Glutathione Peroxidase (Gpx) transforms peroxides, especially lipid hydroperoxides, into water and alcohol. Specialized GPx forms function in distinct cellular compartments in specific tissue types. Analysis of the selenoproteome identified five glutathione peroxidases (GPxs) in mammals: cytosolic GPx (cGPx, GPx1), phospholipid hydroperoxide GPx (PHGPX, GPx4), plasma GPx (pGPX, GPx3), gastrointestinal GPx (GI-GPx, GPx2) and, in humans, GPx6, which is restricted to the olfactory system. GPxs reduce hydroperoxides to the corresponding alcohols by means of glutathione (GSH). They have long been considered to only act as antioxidant enzymes. Increasing evidence, however, suggests that nature has not created redundant GPxs just to detoxify hydroperoxides. In conclusion, cGPx, PGPX, and GI-GPx have distinct roles, particularly in cellular defense mechanisms.

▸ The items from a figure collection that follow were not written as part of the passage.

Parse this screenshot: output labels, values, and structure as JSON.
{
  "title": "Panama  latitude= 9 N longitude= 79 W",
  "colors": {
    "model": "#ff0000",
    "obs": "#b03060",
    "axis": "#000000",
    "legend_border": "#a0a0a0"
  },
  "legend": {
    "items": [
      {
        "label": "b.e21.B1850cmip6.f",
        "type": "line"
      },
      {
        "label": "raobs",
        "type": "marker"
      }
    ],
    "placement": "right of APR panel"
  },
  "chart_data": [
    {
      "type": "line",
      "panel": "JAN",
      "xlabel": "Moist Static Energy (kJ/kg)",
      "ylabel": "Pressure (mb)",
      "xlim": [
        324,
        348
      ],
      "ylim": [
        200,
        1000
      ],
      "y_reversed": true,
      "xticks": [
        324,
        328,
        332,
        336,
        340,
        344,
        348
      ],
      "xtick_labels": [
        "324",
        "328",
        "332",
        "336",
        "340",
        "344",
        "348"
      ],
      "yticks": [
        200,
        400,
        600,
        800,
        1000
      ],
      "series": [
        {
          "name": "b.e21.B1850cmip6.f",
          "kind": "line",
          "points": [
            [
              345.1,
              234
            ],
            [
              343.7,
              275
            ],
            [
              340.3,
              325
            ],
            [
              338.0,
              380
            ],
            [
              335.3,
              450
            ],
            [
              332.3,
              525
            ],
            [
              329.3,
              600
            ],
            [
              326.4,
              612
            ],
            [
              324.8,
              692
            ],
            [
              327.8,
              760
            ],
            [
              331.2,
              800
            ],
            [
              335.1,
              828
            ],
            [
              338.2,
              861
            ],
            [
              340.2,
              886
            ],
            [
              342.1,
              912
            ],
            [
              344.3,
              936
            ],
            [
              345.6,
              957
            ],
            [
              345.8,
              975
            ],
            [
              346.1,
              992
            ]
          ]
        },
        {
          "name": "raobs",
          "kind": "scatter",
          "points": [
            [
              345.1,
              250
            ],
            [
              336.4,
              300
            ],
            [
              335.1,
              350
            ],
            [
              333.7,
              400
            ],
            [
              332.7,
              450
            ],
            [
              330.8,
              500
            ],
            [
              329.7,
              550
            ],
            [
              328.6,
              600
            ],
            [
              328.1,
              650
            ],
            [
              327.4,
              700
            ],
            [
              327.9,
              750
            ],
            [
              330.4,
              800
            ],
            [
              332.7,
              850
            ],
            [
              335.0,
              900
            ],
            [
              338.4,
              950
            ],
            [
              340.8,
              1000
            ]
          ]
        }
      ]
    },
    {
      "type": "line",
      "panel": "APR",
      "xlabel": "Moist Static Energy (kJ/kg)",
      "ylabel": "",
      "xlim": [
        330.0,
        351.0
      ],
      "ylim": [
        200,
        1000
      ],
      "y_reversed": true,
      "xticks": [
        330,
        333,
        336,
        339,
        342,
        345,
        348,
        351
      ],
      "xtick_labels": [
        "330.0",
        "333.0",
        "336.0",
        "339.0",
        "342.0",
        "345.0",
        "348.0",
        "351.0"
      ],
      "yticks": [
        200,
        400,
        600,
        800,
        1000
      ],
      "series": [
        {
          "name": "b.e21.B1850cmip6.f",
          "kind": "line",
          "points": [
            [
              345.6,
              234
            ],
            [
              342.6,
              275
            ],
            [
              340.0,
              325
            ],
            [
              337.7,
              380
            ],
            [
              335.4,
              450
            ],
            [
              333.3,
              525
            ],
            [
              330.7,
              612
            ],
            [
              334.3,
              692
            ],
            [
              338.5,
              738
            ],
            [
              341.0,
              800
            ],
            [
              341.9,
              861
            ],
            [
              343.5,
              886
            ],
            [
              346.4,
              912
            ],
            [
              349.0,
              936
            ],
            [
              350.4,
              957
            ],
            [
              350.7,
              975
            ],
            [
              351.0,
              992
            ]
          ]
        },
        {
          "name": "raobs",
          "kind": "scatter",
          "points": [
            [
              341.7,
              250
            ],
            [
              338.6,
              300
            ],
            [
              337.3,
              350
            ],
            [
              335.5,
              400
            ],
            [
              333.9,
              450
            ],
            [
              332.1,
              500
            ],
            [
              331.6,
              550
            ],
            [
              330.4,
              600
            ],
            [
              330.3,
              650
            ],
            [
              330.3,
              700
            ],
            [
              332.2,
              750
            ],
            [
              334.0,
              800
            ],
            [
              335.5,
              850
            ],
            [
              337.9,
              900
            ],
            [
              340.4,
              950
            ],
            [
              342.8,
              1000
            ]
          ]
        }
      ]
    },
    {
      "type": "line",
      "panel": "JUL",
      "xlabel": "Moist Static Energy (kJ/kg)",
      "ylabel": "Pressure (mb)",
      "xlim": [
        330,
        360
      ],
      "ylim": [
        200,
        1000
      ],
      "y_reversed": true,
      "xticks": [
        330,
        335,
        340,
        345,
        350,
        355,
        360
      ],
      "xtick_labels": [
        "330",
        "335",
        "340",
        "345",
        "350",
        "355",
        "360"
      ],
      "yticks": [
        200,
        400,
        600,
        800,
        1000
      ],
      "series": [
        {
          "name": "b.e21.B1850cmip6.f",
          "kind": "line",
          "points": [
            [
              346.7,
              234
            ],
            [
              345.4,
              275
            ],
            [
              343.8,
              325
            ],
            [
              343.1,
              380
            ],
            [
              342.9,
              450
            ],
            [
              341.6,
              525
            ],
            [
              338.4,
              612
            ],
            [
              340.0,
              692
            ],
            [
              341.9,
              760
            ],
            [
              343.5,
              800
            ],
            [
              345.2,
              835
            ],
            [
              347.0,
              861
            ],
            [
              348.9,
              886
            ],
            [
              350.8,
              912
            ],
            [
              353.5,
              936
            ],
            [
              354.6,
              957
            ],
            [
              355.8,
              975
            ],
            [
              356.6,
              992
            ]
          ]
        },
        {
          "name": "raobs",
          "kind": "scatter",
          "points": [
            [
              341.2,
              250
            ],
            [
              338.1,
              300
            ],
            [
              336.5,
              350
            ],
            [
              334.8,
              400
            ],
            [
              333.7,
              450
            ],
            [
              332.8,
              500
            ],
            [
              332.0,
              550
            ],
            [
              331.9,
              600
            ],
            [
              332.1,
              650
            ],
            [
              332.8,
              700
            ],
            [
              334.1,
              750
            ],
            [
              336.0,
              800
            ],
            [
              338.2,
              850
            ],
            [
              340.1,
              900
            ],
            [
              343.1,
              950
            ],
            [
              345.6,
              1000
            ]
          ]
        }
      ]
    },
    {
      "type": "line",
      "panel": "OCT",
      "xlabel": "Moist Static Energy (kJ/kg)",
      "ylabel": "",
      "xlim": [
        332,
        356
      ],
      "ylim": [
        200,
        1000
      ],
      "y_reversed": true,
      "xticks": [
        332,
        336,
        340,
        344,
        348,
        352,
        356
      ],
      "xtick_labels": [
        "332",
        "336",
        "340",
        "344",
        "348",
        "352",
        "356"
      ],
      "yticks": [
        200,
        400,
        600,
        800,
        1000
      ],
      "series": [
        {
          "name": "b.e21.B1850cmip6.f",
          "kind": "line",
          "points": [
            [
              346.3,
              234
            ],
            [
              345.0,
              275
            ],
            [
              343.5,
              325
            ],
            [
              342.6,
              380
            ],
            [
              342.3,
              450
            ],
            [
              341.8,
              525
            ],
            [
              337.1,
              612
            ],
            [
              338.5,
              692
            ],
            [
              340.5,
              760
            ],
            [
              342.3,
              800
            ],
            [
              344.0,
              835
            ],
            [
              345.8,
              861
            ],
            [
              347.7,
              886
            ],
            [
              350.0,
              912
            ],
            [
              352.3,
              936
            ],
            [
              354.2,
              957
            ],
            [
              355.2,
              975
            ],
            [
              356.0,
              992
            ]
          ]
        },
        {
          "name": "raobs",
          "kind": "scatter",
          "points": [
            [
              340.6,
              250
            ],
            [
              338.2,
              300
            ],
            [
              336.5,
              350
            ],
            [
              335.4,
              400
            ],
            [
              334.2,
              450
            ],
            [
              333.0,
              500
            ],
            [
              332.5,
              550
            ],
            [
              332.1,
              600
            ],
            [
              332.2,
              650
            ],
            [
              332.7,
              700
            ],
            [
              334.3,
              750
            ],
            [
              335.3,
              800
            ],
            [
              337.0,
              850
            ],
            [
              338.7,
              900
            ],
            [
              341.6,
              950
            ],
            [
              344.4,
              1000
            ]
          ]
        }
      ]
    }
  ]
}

Catalase (CAT) uses iron to reduce peroxides. Hundreds of different forms are widely distributed in animal, plant, and fungi tissues. Some contain manganese, and some are bifunctional catalase-peroxidases.
In addition to these principal antioxidant enzymes, the secondary antioxidant enzymes, thioredoxin, glutaredoxin, and peroxiredoxin systems also aid in the control, and selective removal, of ROS. The body is able to increase or decrease their activity in target locations, as needed, to maintain ideal redox homeostasis. Antioxidant enzymes cannot be taken orally; it would not be advisable to do so, even if possible.